Fretting-corrosion between 316L SS and PMMA: Influence of ionic strength, protein and electrochemical conditions on material wear. Application to orthopaedic implants

In biomedical field, fretting-corrosion between 316L SS femoral stem and bone cement is one of the significant causes of the hip prosthesis loosening. This article investigates wear by fretting-corrosion at the contact between 316L and PMMA. The influences of the ionic strength (NaCl solutions from 10−3 to 1 mol L−1), a model protein (albumin) and electrochemical conditions on contact behaviour are studied.

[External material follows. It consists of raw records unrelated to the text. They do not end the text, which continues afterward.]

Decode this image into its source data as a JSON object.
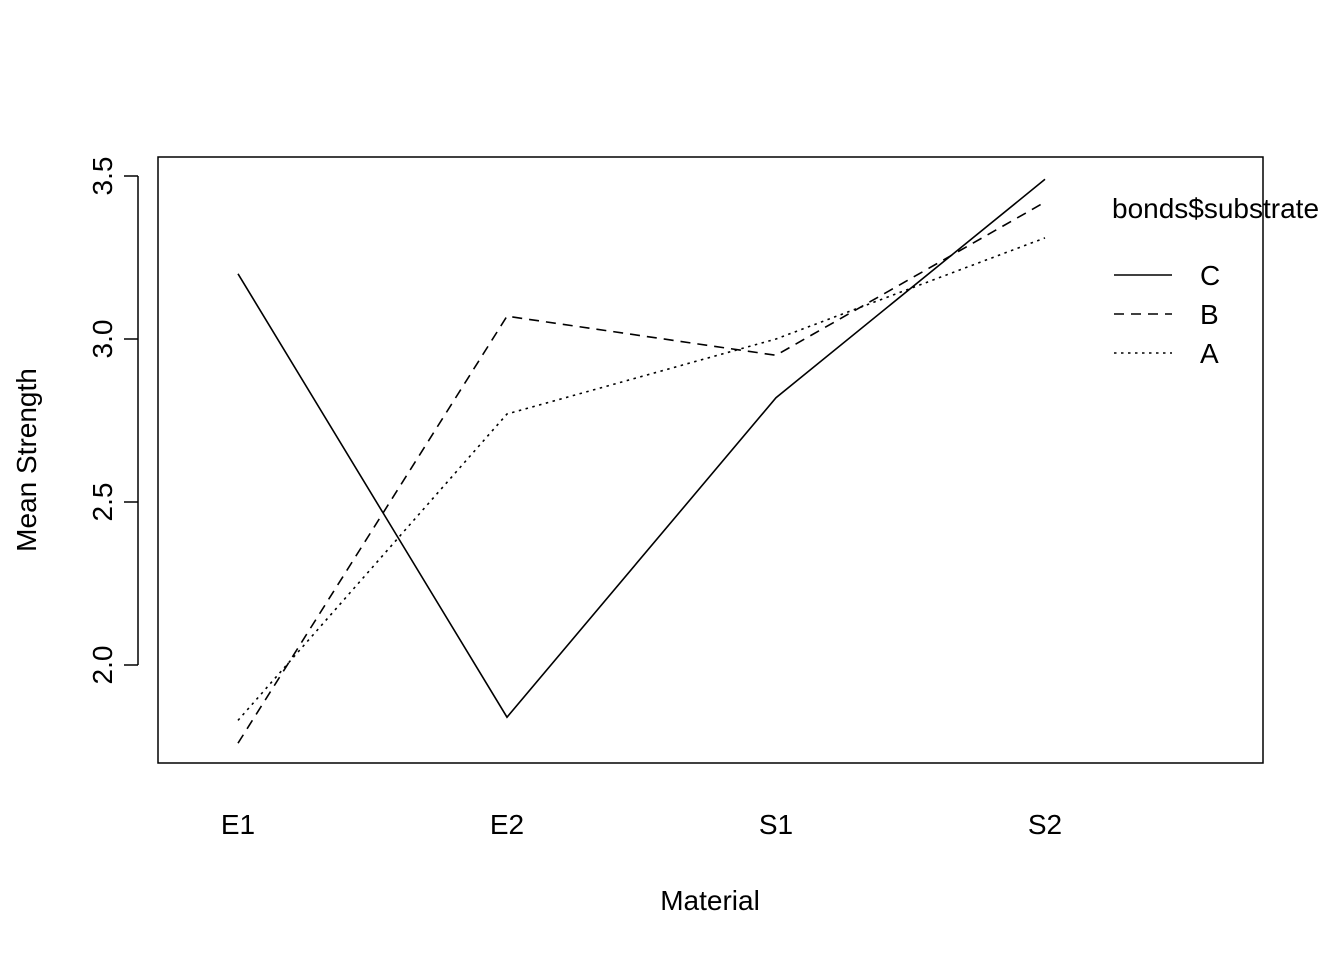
{
  "chart_data": {
    "type": "line",
    "title": "",
    "xlabel": "Material",
    "ylabel": "Mean Strength",
    "categories": [
      "E1",
      "E2",
      "S1",
      "S2"
    ],
    "ylim": [
      1.7,
      3.56
    ],
    "yticks": [
      "2.0",
      "2.5",
      "3.0",
      "3.5"
    ],
    "ytick_values": [
      2.0,
      2.5,
      3.0,
      3.5
    ],
    "grid": false,
    "legend": {
      "title": "bonds$substrate",
      "position": "top-right"
    },
    "series": [
      {
        "name": "C",
        "values": [
          3.2,
          1.84,
          2.82,
          3.49
        ],
        "dash": "solid"
      },
      {
        "name": "B",
        "values": [
          1.76,
          3.07,
          2.95,
          3.42
        ],
        "dash": "dashed"
      },
      {
        "name": "A",
        "values": [
          1.83,
          2.77,
          3.0,
          3.31
        ],
        "dash": "dotted"
      }
    ],
    "colors": {
      "line": "#000000",
      "background": "#ffffff"
    }
  }
}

At OCP (open circuit potential) conditions, the chlorides concentration, i.e. the ionic strength, increases the 316L wear; and albumin, concentration of 1 g L−1, does not play a significant role in total 316L wear. At cathodic applied potential E = −400 mV(SCE), a threshold concentration of 10−1 mol L−1 (NaCl solution), Cth, indicates two behaviours: a protective effect below Cth, and an additional anodic dissolution above Cth. One might suggest that, beyond Cth, the passive layer is not efficient for protecting against the corrosion. At this potential, albumin reduces wear due to corrosion and amplifies mechanical wear induced by corrosion. Albumin seems to act as an anodic inhibitor. To determine the mechanisms of synergism, a “more cathodic” potential is applied, E = −800 mV(SCE), during fretting-corrosion experiments. Consequently, the corrosive wear can be neglected and the mechanical wear can be only measured.

► Fretting-corrosion of 316L against PMMA (model material for bone cement or bone).
► Study of the albumin effect on mechanical and corrosive wear.
► The ionic strength increases the wear.
► Albumin promotes the mechanical wear at applied potential.